In the image below, Github reports that my fork of the community web site repository is one commit ahead of its forkparent and if I click on the “Pull request” link, I’ll be shown a web form for creating a Pull Request for the change I made. (You can click on the “Pull request” experimentally, even if there are no changes, as the web form will simply state that fact.)
If there are changes to be submitted to the forkparent in the form of a Pull request, the web GUI is very easy to navigate with large, prominent green buttons signposting the way (see below for examples).
I’m a seasoned operator and have found Syntevo‘s free-to-use-for-FOSS Smartgit quite useful in assisting me. Here’s a sequence of screenshots taking me through the process of staging, committing and pushing a change and through the Github web GUI for creating a Pull Request for the change.
NB - the following screenshots are the GUI equivalent of the command line sequence:
git commit -m "Changed to use correct link target" _post/projectdocs/2014-12-16-starter-post.md git push origin master
The changed file (
2014-12-16-starter-post.md) is highlighted and the change (an updated link) is shown, it’s ready to be “staged”.
Also visible are the untracked files for this very post - “untracked” means that they have not yet been added with
git add (the equivalent action in this GUI would be to select them and click the “Stage” button).
The changed file (
2014-12-16-starter-post.md) now appears in the staging area, its status has changed from “Modified” to “Staged”, i.e. the change is ready to be committed (unsuprisingly enough, by clicking the “Commit” button).
Do try and put some effort into creating a descriptive commit comment, it doesn’t help maintenance much if there‘s an interminable list of commits all commented with “Update”.
Note the shortcut “Commit & Push” button - it saves having to do steps 4 and 5:
Unfortunately, it doesn’t show you what’s to be pushed but if there are alternative repository destinations, you do get to choose where it’s going.
Note the lower-left pane, it shows two candidate repositories - the default “origin” (my copy on Github) and “github” (the forkparent in the Gapcoin Project area), the popup dialog is informing me that this push is going to be made to “origin” (which is where I want it to go).
After the commit has been pushed to my copy of the community web site repository, the Github web GUI now informs me that my copy is one commit ahead of the forkparent.
This means that when I click on the “Pull request” link, I’ll be shown a web GUI form for creating a Pull request.
The web GUI form for creating a Pull request. Note the link offering help on learning about pull requests, it’s there if you need it.

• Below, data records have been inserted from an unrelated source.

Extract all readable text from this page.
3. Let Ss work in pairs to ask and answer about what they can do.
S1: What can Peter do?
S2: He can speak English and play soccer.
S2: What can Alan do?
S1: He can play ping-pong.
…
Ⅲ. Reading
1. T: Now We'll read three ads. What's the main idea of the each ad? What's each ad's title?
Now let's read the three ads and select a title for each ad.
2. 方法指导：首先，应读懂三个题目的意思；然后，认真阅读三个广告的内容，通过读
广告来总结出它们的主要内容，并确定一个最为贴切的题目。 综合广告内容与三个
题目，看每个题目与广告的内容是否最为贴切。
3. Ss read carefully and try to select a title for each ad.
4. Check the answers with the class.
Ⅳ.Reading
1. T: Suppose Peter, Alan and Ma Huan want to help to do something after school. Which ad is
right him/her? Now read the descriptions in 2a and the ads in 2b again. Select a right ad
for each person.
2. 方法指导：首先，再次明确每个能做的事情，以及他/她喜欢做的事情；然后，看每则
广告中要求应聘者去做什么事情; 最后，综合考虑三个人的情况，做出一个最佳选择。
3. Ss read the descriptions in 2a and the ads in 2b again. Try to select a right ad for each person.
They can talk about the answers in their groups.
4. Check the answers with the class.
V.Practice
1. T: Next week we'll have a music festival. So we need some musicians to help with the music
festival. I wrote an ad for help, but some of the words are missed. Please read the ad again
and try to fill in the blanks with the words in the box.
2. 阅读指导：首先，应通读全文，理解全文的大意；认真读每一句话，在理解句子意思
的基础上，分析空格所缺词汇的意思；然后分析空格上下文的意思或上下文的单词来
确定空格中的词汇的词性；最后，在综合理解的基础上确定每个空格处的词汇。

The green “Able to Merge” status is important (at least to the maintainers of the community web site repository) because it indicates that no additional changes are required in order to accept this Pull Request.
You might want to double-check the changes that are being proposed. Not that it’s any big deal if things go astray, incorrect PRs can simply be closed by the maintainers.
Just hit the big green button and you’re (nearly) done.
Basically, just another big green button to hit. Unless you want to make some more detailed explanation of the changes/additions that this Pull Request is proposing (feel free).
That’s your job done. The rest is up to the maintainer(s) of the Gapcoin Project community web site repository.
And this is what a received PR looks like to one of (well, the only one of) the maintainers of the forkparent.
Again, usefully, just another big green button to hit - assuming that it’s a clean PR.
And, after a couple minutes, the Github-hosted Jekyll will have rebuilt the community web site reflecting the latest committed additions/changes. Job done.